In his text for the new monograph Lisa Yuskavage: Babie Brood Jarrett Earnest analyzes the artist’s early education, both in art schools and life experiences, setting the stage for a lifetime of painting. Their relationship sparked in 2014 when Yuskavage dropped in on Earnest’s class “Object Lessons” at the Bruce High Quality Foundation, the now closer experimental free art school in the east village. They swiftly became friends and collaborators, embarking on a multi-year interview project. To celebrate this new publication, Yuskavage and Earnest will discuss the dynamics of education for artists, their shared interest in psychoanalysis and how it relates to writing and painting, and the role of narrative within art, memory, and history.

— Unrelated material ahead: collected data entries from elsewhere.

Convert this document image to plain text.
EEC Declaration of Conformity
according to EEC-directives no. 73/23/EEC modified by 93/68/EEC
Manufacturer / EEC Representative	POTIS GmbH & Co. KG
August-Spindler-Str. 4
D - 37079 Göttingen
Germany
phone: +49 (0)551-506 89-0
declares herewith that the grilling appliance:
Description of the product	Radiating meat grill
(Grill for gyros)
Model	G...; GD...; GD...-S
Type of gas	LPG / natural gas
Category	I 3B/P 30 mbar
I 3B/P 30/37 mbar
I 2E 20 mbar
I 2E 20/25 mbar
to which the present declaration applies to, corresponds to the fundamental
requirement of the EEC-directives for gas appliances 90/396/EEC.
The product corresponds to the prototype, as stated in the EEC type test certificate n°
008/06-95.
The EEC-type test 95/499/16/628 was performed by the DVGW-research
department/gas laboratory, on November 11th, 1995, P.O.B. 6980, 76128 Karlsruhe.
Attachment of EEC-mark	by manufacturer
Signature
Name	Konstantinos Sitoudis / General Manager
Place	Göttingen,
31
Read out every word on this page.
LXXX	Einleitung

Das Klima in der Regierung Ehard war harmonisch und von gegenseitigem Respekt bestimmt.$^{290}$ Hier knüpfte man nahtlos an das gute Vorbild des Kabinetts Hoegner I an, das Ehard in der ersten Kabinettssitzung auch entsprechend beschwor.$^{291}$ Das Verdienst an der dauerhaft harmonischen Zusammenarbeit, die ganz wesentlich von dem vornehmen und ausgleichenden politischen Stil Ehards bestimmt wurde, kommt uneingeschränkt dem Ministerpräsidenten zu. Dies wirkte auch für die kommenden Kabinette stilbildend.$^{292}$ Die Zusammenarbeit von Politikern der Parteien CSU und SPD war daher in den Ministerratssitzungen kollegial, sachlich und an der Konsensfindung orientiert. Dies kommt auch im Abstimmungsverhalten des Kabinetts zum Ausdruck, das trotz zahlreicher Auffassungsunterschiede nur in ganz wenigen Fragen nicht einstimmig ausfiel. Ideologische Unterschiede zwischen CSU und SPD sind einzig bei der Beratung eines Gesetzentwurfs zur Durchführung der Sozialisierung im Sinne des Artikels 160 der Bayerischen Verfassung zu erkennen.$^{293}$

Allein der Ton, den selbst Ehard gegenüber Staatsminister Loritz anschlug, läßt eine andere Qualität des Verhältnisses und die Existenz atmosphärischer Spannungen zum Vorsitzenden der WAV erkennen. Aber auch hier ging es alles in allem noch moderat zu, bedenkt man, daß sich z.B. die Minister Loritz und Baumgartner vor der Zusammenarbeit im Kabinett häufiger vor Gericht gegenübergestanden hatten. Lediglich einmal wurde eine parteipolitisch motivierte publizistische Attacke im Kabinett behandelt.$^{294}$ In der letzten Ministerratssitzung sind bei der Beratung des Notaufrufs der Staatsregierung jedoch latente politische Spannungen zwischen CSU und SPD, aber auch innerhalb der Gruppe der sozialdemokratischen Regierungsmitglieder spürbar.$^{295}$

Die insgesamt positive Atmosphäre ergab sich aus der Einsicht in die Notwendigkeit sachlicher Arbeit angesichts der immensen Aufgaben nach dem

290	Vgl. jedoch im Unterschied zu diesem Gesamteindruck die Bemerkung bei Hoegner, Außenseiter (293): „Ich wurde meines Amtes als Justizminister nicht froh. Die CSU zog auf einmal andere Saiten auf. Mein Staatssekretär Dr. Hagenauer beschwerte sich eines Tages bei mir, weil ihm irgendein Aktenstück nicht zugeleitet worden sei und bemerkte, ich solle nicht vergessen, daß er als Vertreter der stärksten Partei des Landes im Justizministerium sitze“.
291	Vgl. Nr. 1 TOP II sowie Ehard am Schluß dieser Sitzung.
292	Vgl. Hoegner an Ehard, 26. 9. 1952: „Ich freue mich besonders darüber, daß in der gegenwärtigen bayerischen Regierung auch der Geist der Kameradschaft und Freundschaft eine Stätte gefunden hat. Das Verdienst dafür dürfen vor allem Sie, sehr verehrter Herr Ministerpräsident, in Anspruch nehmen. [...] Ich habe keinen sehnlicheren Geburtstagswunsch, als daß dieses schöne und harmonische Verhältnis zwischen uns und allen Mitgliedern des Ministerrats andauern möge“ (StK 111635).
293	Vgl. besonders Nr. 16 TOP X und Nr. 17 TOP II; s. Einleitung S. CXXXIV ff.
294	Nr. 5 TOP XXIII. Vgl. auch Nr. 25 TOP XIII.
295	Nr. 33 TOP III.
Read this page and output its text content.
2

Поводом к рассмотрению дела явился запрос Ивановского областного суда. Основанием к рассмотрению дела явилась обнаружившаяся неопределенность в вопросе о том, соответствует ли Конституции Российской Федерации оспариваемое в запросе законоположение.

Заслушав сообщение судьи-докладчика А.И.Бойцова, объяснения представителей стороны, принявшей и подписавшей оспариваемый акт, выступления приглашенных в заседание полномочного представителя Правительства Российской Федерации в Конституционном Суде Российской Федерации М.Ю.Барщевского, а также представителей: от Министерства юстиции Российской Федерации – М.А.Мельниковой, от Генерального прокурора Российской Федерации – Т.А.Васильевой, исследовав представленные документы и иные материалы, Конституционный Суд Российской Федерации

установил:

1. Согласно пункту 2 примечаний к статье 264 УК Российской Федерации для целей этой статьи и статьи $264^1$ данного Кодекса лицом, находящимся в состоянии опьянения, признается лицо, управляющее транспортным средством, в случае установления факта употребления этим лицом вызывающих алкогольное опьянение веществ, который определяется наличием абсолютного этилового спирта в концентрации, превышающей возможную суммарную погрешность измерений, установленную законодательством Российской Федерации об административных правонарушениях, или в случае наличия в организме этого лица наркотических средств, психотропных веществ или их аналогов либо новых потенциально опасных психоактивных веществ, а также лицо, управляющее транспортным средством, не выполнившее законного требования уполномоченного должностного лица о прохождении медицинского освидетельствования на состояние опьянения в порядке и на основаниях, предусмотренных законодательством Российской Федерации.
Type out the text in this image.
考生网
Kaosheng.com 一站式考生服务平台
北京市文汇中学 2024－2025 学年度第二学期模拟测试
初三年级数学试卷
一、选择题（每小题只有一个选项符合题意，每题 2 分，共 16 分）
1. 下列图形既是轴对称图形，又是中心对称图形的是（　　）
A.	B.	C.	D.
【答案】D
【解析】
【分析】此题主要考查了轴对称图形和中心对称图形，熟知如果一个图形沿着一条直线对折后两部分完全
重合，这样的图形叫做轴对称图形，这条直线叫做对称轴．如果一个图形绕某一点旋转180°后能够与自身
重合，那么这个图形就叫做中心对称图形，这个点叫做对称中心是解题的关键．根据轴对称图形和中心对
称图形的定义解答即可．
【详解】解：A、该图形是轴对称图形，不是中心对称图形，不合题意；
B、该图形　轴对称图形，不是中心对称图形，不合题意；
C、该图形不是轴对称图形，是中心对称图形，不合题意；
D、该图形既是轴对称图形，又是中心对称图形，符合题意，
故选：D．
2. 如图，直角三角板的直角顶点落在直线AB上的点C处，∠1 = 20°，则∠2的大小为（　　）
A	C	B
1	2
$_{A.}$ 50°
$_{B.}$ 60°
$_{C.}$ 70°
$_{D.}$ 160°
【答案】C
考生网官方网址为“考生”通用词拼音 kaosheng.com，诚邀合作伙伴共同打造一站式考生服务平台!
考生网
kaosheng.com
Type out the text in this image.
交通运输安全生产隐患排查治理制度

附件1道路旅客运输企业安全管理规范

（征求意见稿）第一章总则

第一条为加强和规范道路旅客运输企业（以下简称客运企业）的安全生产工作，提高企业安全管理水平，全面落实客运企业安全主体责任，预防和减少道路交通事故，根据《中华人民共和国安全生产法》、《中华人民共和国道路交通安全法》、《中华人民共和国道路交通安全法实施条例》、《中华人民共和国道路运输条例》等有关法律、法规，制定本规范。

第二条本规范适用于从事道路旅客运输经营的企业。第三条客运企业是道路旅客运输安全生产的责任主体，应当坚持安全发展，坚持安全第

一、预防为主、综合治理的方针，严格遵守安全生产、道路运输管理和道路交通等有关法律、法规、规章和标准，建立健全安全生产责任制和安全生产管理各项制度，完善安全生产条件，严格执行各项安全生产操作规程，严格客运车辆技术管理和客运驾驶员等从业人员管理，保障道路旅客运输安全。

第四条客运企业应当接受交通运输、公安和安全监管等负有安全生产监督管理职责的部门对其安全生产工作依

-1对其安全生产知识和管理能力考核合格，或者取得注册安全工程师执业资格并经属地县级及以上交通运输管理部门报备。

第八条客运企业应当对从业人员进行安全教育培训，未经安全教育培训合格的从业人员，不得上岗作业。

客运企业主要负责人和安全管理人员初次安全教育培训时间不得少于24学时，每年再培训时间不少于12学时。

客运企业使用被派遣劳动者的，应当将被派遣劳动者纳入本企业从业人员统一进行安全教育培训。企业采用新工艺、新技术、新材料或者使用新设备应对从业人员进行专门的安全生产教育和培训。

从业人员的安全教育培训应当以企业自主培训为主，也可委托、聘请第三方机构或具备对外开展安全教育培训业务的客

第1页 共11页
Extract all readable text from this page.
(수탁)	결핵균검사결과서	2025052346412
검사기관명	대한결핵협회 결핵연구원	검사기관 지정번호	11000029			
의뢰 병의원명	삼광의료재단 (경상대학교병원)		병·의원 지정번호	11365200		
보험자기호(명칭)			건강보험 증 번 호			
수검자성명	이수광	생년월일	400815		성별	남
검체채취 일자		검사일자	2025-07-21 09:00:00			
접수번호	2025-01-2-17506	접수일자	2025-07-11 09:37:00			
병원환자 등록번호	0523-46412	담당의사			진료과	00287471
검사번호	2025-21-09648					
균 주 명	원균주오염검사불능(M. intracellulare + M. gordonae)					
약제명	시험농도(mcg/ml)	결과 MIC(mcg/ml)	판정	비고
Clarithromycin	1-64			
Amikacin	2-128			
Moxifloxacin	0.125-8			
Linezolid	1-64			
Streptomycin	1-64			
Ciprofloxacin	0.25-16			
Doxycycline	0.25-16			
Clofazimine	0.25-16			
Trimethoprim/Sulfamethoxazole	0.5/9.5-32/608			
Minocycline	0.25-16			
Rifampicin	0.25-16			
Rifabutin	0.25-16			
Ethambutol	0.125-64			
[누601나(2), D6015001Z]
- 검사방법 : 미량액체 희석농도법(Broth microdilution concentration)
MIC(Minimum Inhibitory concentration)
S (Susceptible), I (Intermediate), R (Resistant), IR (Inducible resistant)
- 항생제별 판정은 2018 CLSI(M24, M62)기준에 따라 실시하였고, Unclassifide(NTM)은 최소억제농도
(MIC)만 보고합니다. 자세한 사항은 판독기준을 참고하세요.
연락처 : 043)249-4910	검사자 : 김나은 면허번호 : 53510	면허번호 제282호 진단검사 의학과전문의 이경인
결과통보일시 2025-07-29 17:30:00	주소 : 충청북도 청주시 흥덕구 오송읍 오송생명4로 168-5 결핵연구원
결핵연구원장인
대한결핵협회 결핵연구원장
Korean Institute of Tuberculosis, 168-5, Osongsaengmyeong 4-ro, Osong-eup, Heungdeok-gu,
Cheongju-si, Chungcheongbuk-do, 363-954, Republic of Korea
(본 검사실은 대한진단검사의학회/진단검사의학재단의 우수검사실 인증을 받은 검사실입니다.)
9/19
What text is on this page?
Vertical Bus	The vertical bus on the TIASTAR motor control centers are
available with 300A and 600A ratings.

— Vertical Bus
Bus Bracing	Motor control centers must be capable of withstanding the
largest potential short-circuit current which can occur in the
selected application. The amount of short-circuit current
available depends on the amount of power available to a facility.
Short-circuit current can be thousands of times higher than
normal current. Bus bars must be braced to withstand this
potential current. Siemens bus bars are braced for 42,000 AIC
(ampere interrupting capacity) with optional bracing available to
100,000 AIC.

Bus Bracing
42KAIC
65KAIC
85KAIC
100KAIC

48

Lisa Yuskavage is an American artist who lives and works in New York City. She is known for her figure paintings, in which seemingly ignoble subjects are depicted with classic, historical techniques.Yuskavage was born in 1962 in Philadelphia, Pennsylvania. She attended the Tyler School of Art at Temple University, and studied abroad during her third year through the Tyler School of Art’s program in Rome, before obtaining her BFA in 1984. Yuskavage received her MFA from the Yale School of Art in 1986
Jarrett Earnest is the author of What it Means to Write About Art: Interviews with Art Critics (David Zwirner Books, 2018), editor of Hot, Cold, Heavy, Light: 100 Art Writings 1988-2017 by Peter Schjeldahl (Abrams, June 2019) and curator of "The Young and Evil" at David Zwirner, NY (February 21 - April 13, 2019) and "Closer as Love: Polaroids 1993-2007: Breyer P-Orridge" at Nina Johnson, Miami (October 3 -. November 23, 2019).